Written by FrumForum News on Tuesday March 22, 2011

David Brooks writes in the New York Times:

These days we are all co-religionists in the church of multilateralism. The Iraq war reminded everybody not to embark on an international effort without a broad coalition.

Yet today, as an impeccably crafted multilateral force intervenes in Libya, certain old feelings are coming back to the surface. These feelings have been buried since the 1990s, when multilateral efforts failed in Kosovo, Rwanda and Iraq. They concern the structural weaknesses that bedevil multilateral efforts. They remind us that unilateralism may be no walk in the park, but multilateralism has its own characteristic problems, which are showing up already in Libya.

First, multilateral efforts are marked by opaque decision-making and strategic vagueness. It is hard to get leaders from different nations with different values to agree on a common course of action.
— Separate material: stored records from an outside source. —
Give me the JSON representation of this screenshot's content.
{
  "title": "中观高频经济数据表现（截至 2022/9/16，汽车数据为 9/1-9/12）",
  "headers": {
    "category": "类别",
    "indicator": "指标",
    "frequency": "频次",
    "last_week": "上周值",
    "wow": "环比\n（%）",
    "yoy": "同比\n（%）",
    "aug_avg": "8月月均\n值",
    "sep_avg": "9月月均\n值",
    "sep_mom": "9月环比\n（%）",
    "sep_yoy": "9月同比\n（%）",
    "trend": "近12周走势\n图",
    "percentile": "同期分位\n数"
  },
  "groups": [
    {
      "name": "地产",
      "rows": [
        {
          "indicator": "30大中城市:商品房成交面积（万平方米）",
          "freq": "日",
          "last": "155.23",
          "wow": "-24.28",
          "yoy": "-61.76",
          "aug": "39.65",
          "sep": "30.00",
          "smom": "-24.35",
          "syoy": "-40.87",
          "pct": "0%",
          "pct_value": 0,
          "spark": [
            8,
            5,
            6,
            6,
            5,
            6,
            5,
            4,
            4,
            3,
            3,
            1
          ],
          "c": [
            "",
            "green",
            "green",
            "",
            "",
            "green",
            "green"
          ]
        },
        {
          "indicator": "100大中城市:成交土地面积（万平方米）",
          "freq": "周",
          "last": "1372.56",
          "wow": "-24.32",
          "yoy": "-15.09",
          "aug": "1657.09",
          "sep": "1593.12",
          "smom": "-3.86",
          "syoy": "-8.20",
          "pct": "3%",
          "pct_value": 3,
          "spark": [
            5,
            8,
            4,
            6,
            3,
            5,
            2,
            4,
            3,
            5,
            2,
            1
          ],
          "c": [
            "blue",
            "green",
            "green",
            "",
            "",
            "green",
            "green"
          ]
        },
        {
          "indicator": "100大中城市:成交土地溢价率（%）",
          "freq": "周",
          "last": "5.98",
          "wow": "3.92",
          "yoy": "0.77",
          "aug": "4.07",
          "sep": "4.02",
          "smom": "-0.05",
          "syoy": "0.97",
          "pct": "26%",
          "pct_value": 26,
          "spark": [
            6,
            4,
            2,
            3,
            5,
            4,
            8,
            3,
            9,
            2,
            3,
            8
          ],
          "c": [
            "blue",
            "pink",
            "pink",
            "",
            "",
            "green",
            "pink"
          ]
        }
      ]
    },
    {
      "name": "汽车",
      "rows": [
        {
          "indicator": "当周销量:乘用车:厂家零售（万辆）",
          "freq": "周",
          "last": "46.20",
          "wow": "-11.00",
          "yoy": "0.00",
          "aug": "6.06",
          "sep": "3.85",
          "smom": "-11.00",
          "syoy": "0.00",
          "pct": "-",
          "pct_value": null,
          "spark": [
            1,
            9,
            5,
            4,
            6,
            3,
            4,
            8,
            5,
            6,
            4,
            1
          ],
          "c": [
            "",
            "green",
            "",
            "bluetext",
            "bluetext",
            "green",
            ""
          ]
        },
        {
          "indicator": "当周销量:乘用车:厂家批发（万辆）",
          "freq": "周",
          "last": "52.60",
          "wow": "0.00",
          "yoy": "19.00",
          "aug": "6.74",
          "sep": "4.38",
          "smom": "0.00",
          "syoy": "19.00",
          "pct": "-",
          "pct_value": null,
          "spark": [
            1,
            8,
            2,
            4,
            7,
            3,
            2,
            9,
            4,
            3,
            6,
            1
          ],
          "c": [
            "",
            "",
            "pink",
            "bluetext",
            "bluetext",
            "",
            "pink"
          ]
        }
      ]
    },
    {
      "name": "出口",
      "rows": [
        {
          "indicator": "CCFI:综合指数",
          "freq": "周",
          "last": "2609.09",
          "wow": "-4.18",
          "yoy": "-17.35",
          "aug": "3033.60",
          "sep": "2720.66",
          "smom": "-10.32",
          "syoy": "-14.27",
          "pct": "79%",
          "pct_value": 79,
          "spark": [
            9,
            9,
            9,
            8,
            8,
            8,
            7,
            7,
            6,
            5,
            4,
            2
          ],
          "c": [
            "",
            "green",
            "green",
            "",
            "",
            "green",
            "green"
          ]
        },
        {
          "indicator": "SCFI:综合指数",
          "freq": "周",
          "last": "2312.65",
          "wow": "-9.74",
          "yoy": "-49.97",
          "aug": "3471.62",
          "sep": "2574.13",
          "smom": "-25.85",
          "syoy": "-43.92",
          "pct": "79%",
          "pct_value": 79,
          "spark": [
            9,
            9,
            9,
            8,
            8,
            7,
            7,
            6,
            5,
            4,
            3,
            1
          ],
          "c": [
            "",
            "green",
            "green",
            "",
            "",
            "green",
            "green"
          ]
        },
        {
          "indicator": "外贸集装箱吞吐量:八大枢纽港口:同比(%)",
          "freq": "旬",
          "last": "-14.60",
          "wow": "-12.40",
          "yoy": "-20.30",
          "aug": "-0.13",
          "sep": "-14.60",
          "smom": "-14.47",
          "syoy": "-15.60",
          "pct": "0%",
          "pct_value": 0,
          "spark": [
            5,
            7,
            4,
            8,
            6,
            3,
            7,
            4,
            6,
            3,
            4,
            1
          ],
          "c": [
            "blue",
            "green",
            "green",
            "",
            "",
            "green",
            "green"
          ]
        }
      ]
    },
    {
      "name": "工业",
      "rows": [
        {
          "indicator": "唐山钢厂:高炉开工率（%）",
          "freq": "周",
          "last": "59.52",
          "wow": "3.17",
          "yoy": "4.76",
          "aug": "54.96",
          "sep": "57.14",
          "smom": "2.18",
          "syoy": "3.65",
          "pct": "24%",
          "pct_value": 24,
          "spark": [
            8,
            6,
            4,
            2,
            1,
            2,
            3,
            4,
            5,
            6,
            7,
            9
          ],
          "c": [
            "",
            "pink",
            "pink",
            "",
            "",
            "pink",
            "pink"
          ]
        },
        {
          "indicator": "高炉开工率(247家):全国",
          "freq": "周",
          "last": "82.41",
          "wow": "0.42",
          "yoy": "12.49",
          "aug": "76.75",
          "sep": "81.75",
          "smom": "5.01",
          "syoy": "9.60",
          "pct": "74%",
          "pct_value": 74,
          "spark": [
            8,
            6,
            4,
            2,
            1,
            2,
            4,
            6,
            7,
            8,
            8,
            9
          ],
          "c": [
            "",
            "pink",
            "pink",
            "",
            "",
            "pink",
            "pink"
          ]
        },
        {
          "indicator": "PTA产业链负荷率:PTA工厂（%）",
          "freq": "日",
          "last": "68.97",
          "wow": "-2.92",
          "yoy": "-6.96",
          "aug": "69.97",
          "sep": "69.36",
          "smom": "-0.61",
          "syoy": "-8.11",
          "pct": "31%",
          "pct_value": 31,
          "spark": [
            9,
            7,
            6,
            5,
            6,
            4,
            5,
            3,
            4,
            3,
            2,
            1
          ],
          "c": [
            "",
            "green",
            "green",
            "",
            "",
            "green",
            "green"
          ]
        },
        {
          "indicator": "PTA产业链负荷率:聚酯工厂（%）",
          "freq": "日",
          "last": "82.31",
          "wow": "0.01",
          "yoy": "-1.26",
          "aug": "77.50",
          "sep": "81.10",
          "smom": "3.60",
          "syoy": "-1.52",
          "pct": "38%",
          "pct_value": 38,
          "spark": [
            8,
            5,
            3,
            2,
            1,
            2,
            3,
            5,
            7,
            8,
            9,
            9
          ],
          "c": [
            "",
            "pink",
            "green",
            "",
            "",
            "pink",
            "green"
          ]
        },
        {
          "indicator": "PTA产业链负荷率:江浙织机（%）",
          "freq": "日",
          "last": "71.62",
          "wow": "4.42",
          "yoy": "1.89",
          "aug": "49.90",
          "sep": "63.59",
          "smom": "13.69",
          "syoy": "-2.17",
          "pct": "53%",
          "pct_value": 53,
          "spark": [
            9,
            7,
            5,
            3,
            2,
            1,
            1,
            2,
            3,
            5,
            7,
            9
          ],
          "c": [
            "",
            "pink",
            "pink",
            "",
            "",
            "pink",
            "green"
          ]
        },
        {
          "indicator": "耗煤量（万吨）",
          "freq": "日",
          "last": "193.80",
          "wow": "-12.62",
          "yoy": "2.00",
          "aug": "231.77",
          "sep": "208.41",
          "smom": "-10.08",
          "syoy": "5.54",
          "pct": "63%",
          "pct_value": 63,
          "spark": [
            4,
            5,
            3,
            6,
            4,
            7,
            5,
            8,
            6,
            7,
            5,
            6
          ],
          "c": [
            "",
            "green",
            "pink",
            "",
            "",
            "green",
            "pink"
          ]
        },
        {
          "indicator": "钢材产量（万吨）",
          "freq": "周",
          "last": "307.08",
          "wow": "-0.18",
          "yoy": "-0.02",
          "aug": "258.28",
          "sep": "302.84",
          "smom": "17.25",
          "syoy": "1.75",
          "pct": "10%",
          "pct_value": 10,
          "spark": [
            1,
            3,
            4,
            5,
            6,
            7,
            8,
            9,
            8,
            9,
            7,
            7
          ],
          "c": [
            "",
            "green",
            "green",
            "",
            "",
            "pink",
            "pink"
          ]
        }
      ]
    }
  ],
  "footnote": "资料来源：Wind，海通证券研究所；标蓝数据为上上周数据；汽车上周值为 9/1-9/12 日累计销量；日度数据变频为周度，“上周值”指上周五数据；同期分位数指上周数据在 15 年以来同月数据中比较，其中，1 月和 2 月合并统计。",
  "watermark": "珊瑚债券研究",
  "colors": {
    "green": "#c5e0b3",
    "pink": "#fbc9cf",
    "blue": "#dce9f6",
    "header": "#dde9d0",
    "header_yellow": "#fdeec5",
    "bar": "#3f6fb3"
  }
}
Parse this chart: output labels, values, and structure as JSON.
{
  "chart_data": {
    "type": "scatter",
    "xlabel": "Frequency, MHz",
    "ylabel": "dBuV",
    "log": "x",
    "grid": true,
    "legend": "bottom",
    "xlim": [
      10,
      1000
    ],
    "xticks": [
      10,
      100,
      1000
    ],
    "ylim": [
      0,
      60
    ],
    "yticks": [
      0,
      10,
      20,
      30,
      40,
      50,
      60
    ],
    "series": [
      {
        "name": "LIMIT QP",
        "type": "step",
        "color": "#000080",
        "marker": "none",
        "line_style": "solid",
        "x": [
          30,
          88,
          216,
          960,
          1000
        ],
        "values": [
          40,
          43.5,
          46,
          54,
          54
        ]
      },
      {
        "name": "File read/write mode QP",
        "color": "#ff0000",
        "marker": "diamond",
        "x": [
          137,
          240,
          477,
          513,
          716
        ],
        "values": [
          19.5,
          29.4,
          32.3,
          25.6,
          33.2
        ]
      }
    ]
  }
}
When diplomats do achieve this, it is usually because they have arrived at artful fudges that allow leaders from different countries to read the same words in a U.N. resolution and understand them in different ways. The negotiation process to arrive at these fudges involves a long chain of secret discussions and it necessarily involves eliding issues that might blow everything up.

Sure enough, the decision-making process that led to the Libyan intervention was remarkably opaque. (It is still not clear why the Obama administration flipped from skepticism to resolve.) More important, the nations have not really defined what they hope to achieve.

Is the coalition trying to depose Col. Muammar el-Qaddafi? Are coalition forces trying to halt Qaddafi’s advances or weaken his government? Would the coalition allow Qaddafi to win so long as he didn’t massacre more civilians? Is it trying to create a partitioned Libya? Are we there to help the democratic tide across the region?

The members of the coalition could not agree on answers to any of these questions, so the purpose of the enterprise was left vague.